A woman entered. She was small, stocky, like Makhno. Perhaps she was his sister. At any rate, he greeted her as one would greet a relative. She told him his brother wanted him to come to eat. He was compliant. He slapped me on the shoulder and called me comrade. He limped from the room. That was the Anarchist, Nestor Makhno, in his hey-day. He was the best of all who fought in our war, which will tell you something. Even then he drank, but he was cheerful. He had raped. He told me in Paris, after Semyon Karetnik and Fedor Shchusa and his other lieutenants had been betrayed by the Cheka or killed in battle. Makhno was glad of any listener, then.

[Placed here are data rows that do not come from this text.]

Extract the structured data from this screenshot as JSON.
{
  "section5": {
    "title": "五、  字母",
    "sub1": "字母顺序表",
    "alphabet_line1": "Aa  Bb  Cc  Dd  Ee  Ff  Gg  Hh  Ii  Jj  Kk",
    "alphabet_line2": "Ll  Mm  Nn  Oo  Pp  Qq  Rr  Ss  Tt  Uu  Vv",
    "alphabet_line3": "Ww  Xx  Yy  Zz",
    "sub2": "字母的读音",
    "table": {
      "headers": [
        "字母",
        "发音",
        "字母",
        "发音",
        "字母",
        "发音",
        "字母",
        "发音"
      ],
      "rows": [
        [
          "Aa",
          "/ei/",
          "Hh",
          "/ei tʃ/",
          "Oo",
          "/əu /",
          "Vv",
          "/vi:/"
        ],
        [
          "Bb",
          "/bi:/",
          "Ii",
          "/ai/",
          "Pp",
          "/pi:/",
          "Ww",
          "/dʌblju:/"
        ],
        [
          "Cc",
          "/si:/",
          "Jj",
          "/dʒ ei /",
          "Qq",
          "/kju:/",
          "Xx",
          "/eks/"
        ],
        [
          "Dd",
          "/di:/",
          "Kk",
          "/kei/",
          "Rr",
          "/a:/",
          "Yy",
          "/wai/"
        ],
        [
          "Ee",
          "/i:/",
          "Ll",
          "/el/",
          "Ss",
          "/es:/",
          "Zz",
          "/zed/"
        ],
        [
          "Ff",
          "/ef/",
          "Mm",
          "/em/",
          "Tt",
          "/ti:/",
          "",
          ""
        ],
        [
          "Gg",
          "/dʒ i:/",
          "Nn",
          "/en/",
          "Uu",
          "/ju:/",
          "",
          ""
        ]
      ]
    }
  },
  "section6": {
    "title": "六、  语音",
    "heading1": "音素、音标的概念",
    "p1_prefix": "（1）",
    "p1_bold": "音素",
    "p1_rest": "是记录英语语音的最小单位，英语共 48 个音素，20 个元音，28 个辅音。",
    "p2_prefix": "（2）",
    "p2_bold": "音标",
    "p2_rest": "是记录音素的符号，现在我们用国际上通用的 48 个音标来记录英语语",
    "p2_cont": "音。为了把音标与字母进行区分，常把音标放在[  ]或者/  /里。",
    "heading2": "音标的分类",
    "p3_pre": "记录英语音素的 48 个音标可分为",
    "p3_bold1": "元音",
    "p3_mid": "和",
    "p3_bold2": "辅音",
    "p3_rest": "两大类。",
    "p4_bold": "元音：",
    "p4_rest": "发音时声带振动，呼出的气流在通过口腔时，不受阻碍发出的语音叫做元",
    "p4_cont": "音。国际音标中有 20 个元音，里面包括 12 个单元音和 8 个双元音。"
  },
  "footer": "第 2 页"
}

I was taken to a small barn and put in with a couple of bewildered, unkempt individuals too gloomy at first to do more than introduce themselves. They lounged about in the straw, throwing sticks at the walls. They were also drunk. Everyone was drunk here. They were Abramavitch and Kasaroff. There was an Abramavitch convicted of sabotage in the twenties. He might have been the same one. They were Bolsheviks. Arrested for trying to organise a ‘RevKom’ in a neighbouring village. Revolutionary Committees were banned by Makhno. These were like others of their type, full of whining self-pity and self-congratulation, experts on The People, embittered with Moscow for ‘letting us down’, angry with Makhno who was, they said, politically ignorant. Abramavitch had dark, Jewish features. He was quite young and had a scar on his lip which emphasised his sardonic, despairing manner. Kasaroff was older, with heavy, Great Russian features which had once been handsome. There is a type which will look like Nijinski one year and like Brezhneff the next. He was that: fat with stolen bread and drink. I kept my own company on the other side of the barn. I merely asked the date. It was I May. They found this amusing. I had been a prisoner of Bolsheviks, Jews and Anarchists for two months. From then on, I became more sober. It had been a strange holiday.